So I'm writing some code to perform a quite specific task given a large numpy array with N rows and 3 columns representing points in 3D. The 3D points are to be binned along one of the dimensions between specified bin edges. For each of these bins, there is a set fraction by which I must reduce the number of points in that bin, perfectly (pseudo)randomly.
Here is the code I have written to perform this task. I found myself spending a lot of time trying to figure out the most 'pythonic' way to achieve this. It still seems very clunky, so I'm sure there must be a more elegant way that capitalises on numpy's array performance.
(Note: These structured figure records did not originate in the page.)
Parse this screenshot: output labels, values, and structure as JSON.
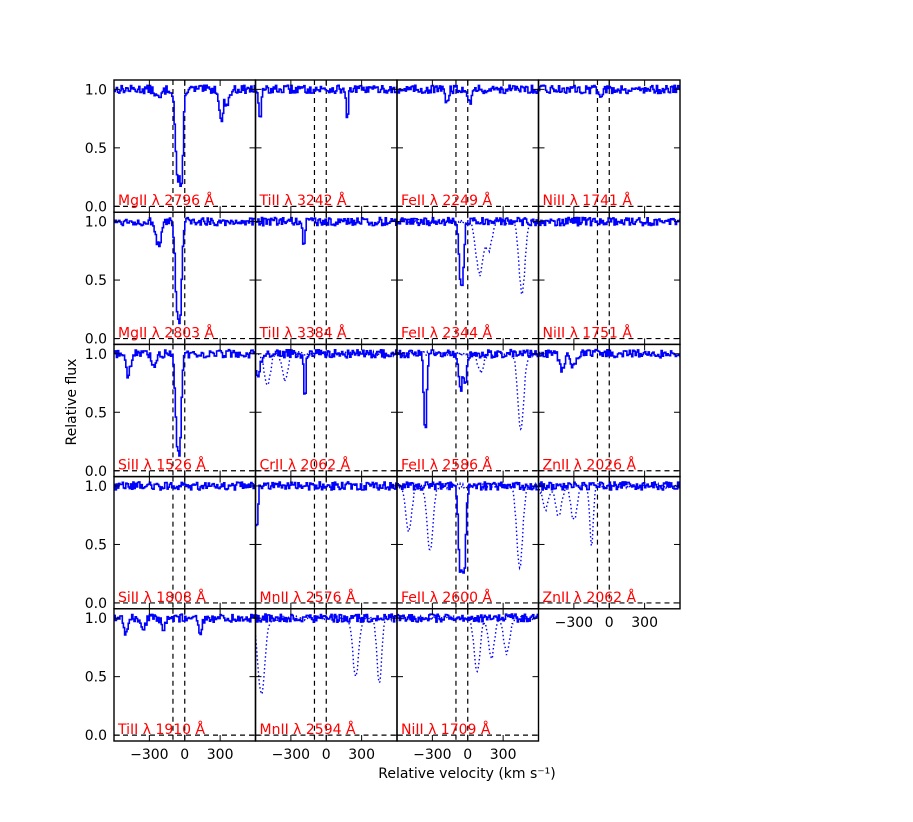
{
  "chart_data": {
    "type": "line",
    "xlabel": "Relative velocity (km s⁻¹)",
    "ylabel": "Relative flux",
    "xlim": [
      -600,
      600
    ],
    "ylim": [
      -0.05,
      1.08
    ],
    "xticks": [
      {
        "v": -300,
        "label": "−300"
      },
      {
        "v": 0,
        "label": "0"
      },
      {
        "v": 300,
        "label": "300"
      }
    ],
    "yticks": [
      {
        "v": 0.0,
        "label": "0.0"
      },
      {
        "v": 0.5,
        "label": "0.5"
      },
      {
        "v": 1.0,
        "label": "1.0"
      }
    ],
    "component_lines": [
      -100,
      0
    ],
    "panels": [
      {
        "label": "MgII λ 2796 Å",
        "row": 0,
        "col": 0,
        "absorptions": [
          [
            -60,
            0.25,
            18
          ],
          [
            -30,
            0.15,
            15
          ],
          [
            -220,
            0.92,
            25
          ],
          [
            310,
            0.72,
            15
          ],
          [
            360,
            0.88,
            20
          ]
        ],
        "blends": []
      },
      {
        "label": "TiII λ 3242 Å",
        "row": 0,
        "col": 1,
        "absorptions": [
          [
            -560,
            0.72,
            10
          ],
          [
            180,
            0.72,
            8
          ]
        ],
        "blends": []
      },
      {
        "label": "FeII λ 2249 Å",
        "row": 0,
        "col": 2,
        "absorptions": [
          [
            -180,
            0.9,
            15
          ],
          [
            20,
            0.9,
            15
          ]
        ],
        "blends": []
      },
      {
        "label": "NiII λ 1741 Å",
        "row": 0,
        "col": 3,
        "absorptions": [
          [
            -80,
            0.95,
            15
          ]
        ],
        "blends": []
      },
      {
        "label": "MgII λ 2803 Å",
        "row": 1,
        "col": 0,
        "absorptions": [
          [
            -60,
            0.22,
            18
          ],
          [
            -40,
            0.25,
            15
          ],
          [
            -220,
            0.8,
            25
          ]
        ],
        "blends": []
      },
      {
        "label": "TiII λ 3384 Å",
        "row": 1,
        "col": 1,
        "absorptions": [
          [
            -190,
            0.82,
            10
          ]
        ],
        "blends": []
      },
      {
        "label": "FeII λ 2344 Å",
        "row": 1,
        "col": 2,
        "absorptions": [
          [
            -60,
            0.5,
            15
          ],
          [
            -40,
            0.65,
            12
          ]
        ],
        "blends": [
          [
            100,
            0.55,
            30
          ],
          [
            180,
            0.75,
            25
          ],
          [
            460,
            0.38,
            25
          ]
        ]
      },
      {
        "label": "NiII λ 1751 Å",
        "row": 1,
        "col": 3,
        "absorptions": [],
        "blends": []
      },
      {
        "label": "SiII λ 1526 Å",
        "row": 2,
        "col": 0,
        "absorptions": [
          [
            -60,
            0.22,
            18
          ],
          [
            -40,
            0.3,
            12
          ],
          [
            -480,
            0.82,
            20
          ],
          [
            -260,
            0.88,
            20
          ]
        ],
        "blends": []
      },
      {
        "label": "CrII λ 2062 Å",
        "row": 2,
        "col": 1,
        "absorptions": [
          [
            -580,
            0.8,
            20
          ],
          [
            -180,
            0.6,
            8
          ]
        ],
        "blends": [
          [
            -500,
            0.72,
            25
          ],
          [
            -350,
            0.78,
            25
          ]
        ]
      },
      {
        "label": "FeII λ 2586 Å",
        "row": 2,
        "col": 2,
        "absorptions": [
          [
            -360,
            0.32,
            12
          ],
          [
            -60,
            0.68,
            15
          ],
          [
            -20,
            0.75,
            12
          ]
        ],
        "blends": [
          [
            110,
            0.85,
            25
          ],
          [
            450,
            0.35,
            25
          ]
        ]
      },
      {
        "label": "ZnII λ 2026 Å",
        "row": 2,
        "col": 3,
        "absorptions": [
          [
            -400,
            0.85,
            20
          ],
          [
            -300,
            0.88,
            20
          ]
        ],
        "blends": []
      },
      {
        "label": "SiII λ 1808 Å",
        "row": 3,
        "col": 0,
        "absorptions": [],
        "blends": []
      },
      {
        "label": "MnII λ 2576 Å",
        "row": 3,
        "col": 1,
        "absorptions": [
          [
            -590,
            0.6,
            10
          ]
        ],
        "blends": []
      },
      {
        "label": "FeII λ 2600 Å",
        "row": 3,
        "col": 2,
        "absorptions": [
          [
            -60,
            0.28,
            18
          ],
          [
            -30,
            0.3,
            15
          ]
        ],
        "blends": [
          [
            -500,
            0.62,
            25
          ],
          [
            -320,
            0.45,
            25
          ],
          [
            440,
            0.3,
            25
          ]
        ]
      },
      {
        "label": "ZnII λ 2062 Å",
        "row": 3,
        "col": 3,
        "absorptions": [],
        "blends": [
          [
            -540,
            0.8,
            25
          ],
          [
            -430,
            0.75,
            25
          ],
          [
            -300,
            0.7,
            25
          ],
          [
            -150,
            0.5,
            15
          ]
        ]
      },
      {
        "label": "TiII λ 1910 Å",
        "row": 4,
        "col": 0,
        "absorptions": [
          [
            -500,
            0.85,
            15
          ],
          [
            -350,
            0.88,
            15
          ],
          [
            -180,
            0.9,
            15
          ],
          [
            130,
            0.85,
            15
          ]
        ],
        "blends": []
      },
      {
        "label": "MnII λ 2594 Å",
        "row": 4,
        "col": 1,
        "absorptions": [],
        "blends": [
          [
            -550,
            0.35,
            30
          ],
          [
            250,
            0.5,
            25
          ],
          [
            450,
            0.45,
            20
          ]
        ]
      },
      {
        "label": "NiII λ 1709 Å",
        "row": 4,
        "col": 2,
        "absorptions": [],
        "blends": [
          [
            80,
            0.55,
            25
          ],
          [
            200,
            0.65,
            25
          ],
          [
            330,
            0.7,
            25
          ]
        ]
      }
    ]
  }
}
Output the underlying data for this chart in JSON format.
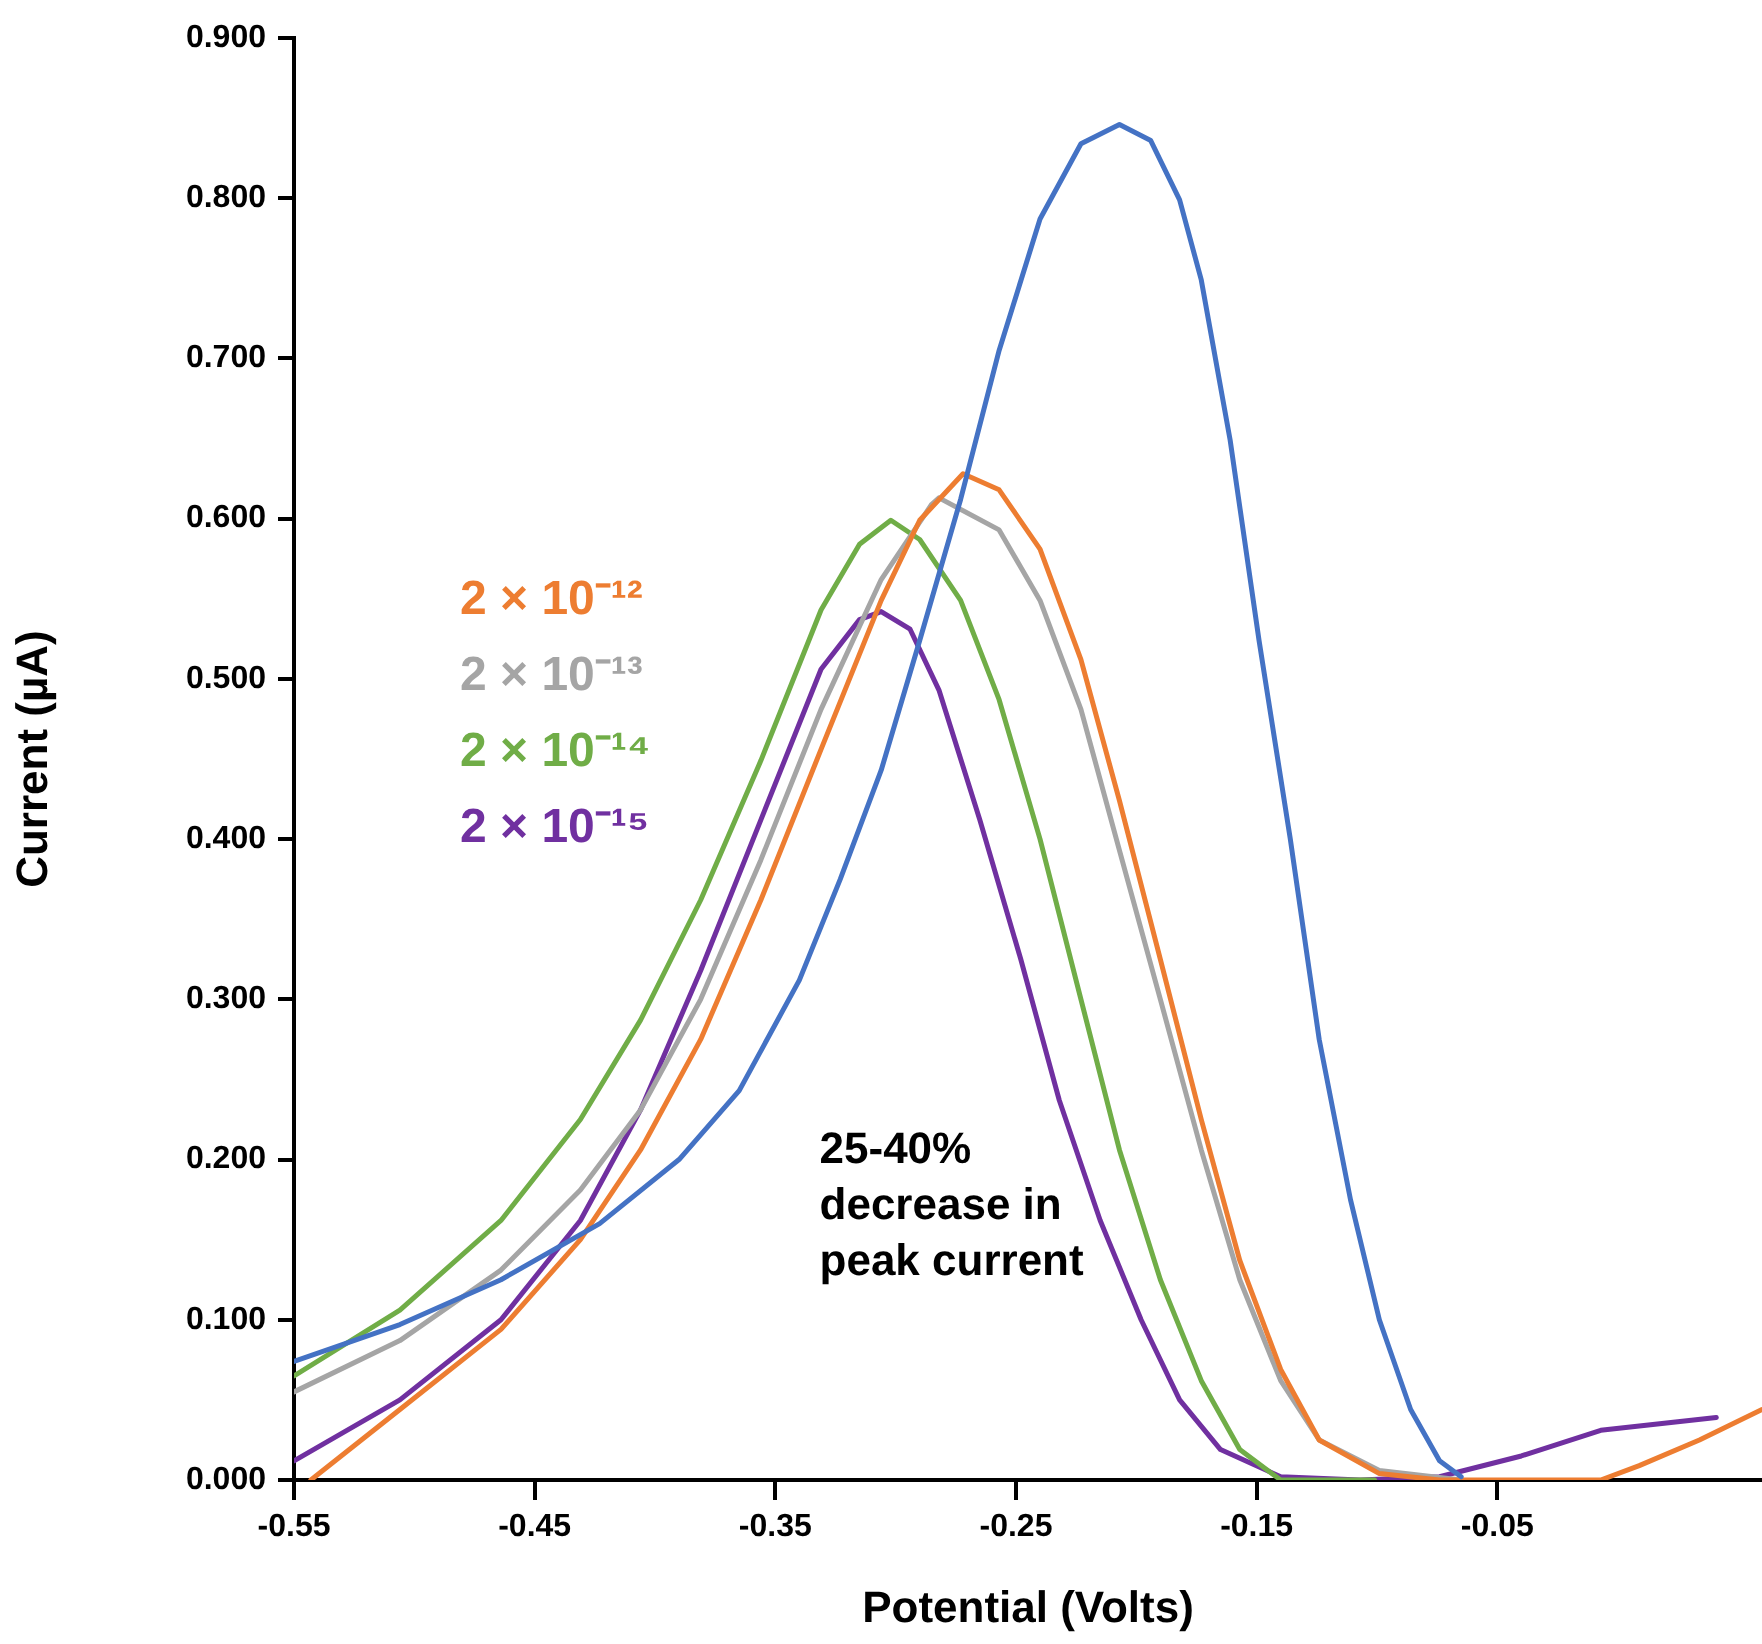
{
  "chart_data": {
    "type": "line",
    "xlabel": "Potential (Volts)",
    "ylabel": "Current (µA)",
    "legend": "left",
    "grid": false,
    "marker": "none",
    "xlim": [
      -0.55,
      0.06
    ],
    "xticks": [
      -0.55,
      -0.45,
      -0.35,
      -0.25,
      -0.15,
      -0.05
    ],
    "ylim": [
      0,
      0.9
    ],
    "yticks": [
      {
        "value": 0,
        "label": "0.000"
      },
      {
        "value": 0.1,
        "label": "0.100"
      },
      {
        "value": 0.2,
        "label": "0.200"
      },
      {
        "value": 0.3,
        "label": "0.300"
      },
      {
        "value": 0.4,
        "label": "0.400"
      },
      {
        "value": 0.5,
        "label": "0.500"
      },
      {
        "value": 0.6,
        "label": "0.600"
      },
      {
        "value": 0.7,
        "label": "0.700"
      },
      {
        "value": 0.8,
        "label": "0.800"
      },
      {
        "value": 0.9,
        "label": "0.900"
      }
    ],
    "annotations": [
      "25-40%\ndecrease in\npeak current"
    ],
    "series": [
      {
        "color": "#4472c4",
        "x": [
          -0.55,
          -0.506,
          -0.464,
          -0.423,
          -0.39,
          -0.365,
          -0.34,
          -0.323,
          -0.306,
          -0.29,
          -0.273,
          -0.257,
          -0.24,
          -0.223,
          -0.207,
          -0.194,
          -0.182,
          -0.173,
          -0.161,
          -0.149,
          -0.136,
          -0.124,
          -0.111,
          -0.099,
          -0.086,
          -0.074,
          -0.065
        ],
        "values": [
          0.074,
          0.097,
          0.125,
          0.16,
          0.2,
          0.243,
          0.312,
          0.375,
          0.443,
          0.524,
          0.612,
          0.705,
          0.787,
          0.834,
          0.846,
          0.836,
          0.799,
          0.749,
          0.649,
          0.524,
          0.4,
          0.275,
          0.175,
          0.1,
          0.044,
          0.012,
          0.002
        ]
      },
      {
        "name": "2 × 10⁻¹²",
        "color": "#ed7d31",
        "x": [
          -0.543,
          -0.506,
          -0.464,
          -0.431,
          -0.406,
          -0.381,
          -0.356,
          -0.331,
          -0.306,
          -0.29,
          -0.272,
          -0.257,
          -0.24,
          -0.223,
          -0.207,
          -0.19,
          -0.173,
          -0.157,
          -0.14,
          -0.124,
          -0.099,
          -0.074,
          -0.007,
          0.009,
          0.034,
          0.06
        ],
        "values": [
          0,
          0.044,
          0.094,
          0.15,
          0.206,
          0.275,
          0.362,
          0.456,
          0.549,
          0.599,
          0.628,
          0.618,
          0.581,
          0.512,
          0.424,
          0.325,
          0.225,
          0.137,
          0.069,
          0.025,
          0.004,
          0,
          0,
          0.009,
          0.025,
          0.044
        ]
      },
      {
        "name": "2 × 10⁻¹³",
        "color": "#a5a5a5",
        "x": [
          -0.55,
          -0.506,
          -0.464,
          -0.431,
          -0.406,
          -0.381,
          -0.356,
          -0.331,
          -0.306,
          -0.285,
          -0.282,
          -0.257,
          -0.24,
          -0.223,
          -0.207,
          -0.19,
          -0.173,
          -0.157,
          -0.14,
          -0.124,
          -0.099,
          -0.065
        ],
        "values": [
          0.055,
          0.087,
          0.131,
          0.181,
          0.231,
          0.3,
          0.387,
          0.481,
          0.562,
          0.609,
          0.613,
          0.593,
          0.549,
          0.481,
          0.393,
          0.3,
          0.206,
          0.125,
          0.062,
          0.025,
          0.006,
          0
        ]
      },
      {
        "name": "2 × 10⁻¹⁴",
        "color": "#70ad47",
        "x": [
          -0.55,
          -0.506,
          -0.464,
          -0.431,
          -0.406,
          -0.381,
          -0.356,
          -0.331,
          -0.315,
          -0.302,
          -0.29,
          -0.273,
          -0.257,
          -0.24,
          -0.223,
          -0.207,
          -0.19,
          -0.173,
          -0.157,
          -0.14,
          -0.101
        ],
        "values": [
          0.065,
          0.106,
          0.162,
          0.225,
          0.287,
          0.362,
          0.449,
          0.543,
          0.584,
          0.599,
          0.587,
          0.549,
          0.487,
          0.4,
          0.3,
          0.206,
          0.125,
          0.062,
          0.019,
          0,
          0
        ]
      },
      {
        "name": "2 × 10⁻¹⁵",
        "color": "#7030a0",
        "x": [
          -0.55,
          -0.506,
          -0.464,
          -0.431,
          -0.406,
          -0.381,
          -0.356,
          -0.331,
          -0.315,
          -0.306,
          -0.294,
          -0.282,
          -0.265,
          -0.248,
          -0.232,
          -0.215,
          -0.198,
          -0.182,
          -0.165,
          -0.14,
          -0.107,
          -0.074,
          -0.04,
          -0.007,
          0.041
        ],
        "values": [
          0.012,
          0.05,
          0.1,
          0.162,
          0.231,
          0.318,
          0.412,
          0.506,
          0.537,
          0.542,
          0.531,
          0.493,
          0.412,
          0.325,
          0.237,
          0.162,
          0.1,
          0.05,
          0.019,
          0.002,
          0,
          0.002,
          0.015,
          0.031,
          0.039
        ]
      }
    ]
  }
}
Any tips?
# Initialise the array of 3D points
radecz = np.zeros((N, 3))
# grab the point data from elsewhere
points[:, 0] = ...
points[:, 1] = ...
points[:, 2] = ... # this is the dimension we bin in, call it z
# Create an array of M + 1 elements for the edges of M bins
binedges = ... # (they do not span all of the space of points by the way)
# Find the counts per bin
H = np.histogram(points[:, 2], bins=binedges)
# The number to downsample to in each bin is already known
num_down = ("""some M-dimensional array of fractions""") * H[0]
# initialise a mask for the final array for my analysis with dimension N
finmask = np.array(points.shape[0] * [False])
# loop over bins (do I really need to do this??)
for i, nd in enumerate(num_down):
# First get the array ids of the points in each bin
zbin_ids = np.where( ( (binedges[i] < points[:, 2]) & \
(points[:, 2) <= binedges[i + 1]) ) == True )
# Choose ids at random without replacement
keep = np.random.choice(zbin_ids[0], size=cn, replace=False)
# What's left is turned on in the mask for the final array
finmask[keep] = True
points = points[(finmask,)]
1 Answer 1
You could use numpy.digitize
to determine which bin each point belongs in, allowing for a simpler expression inside where
.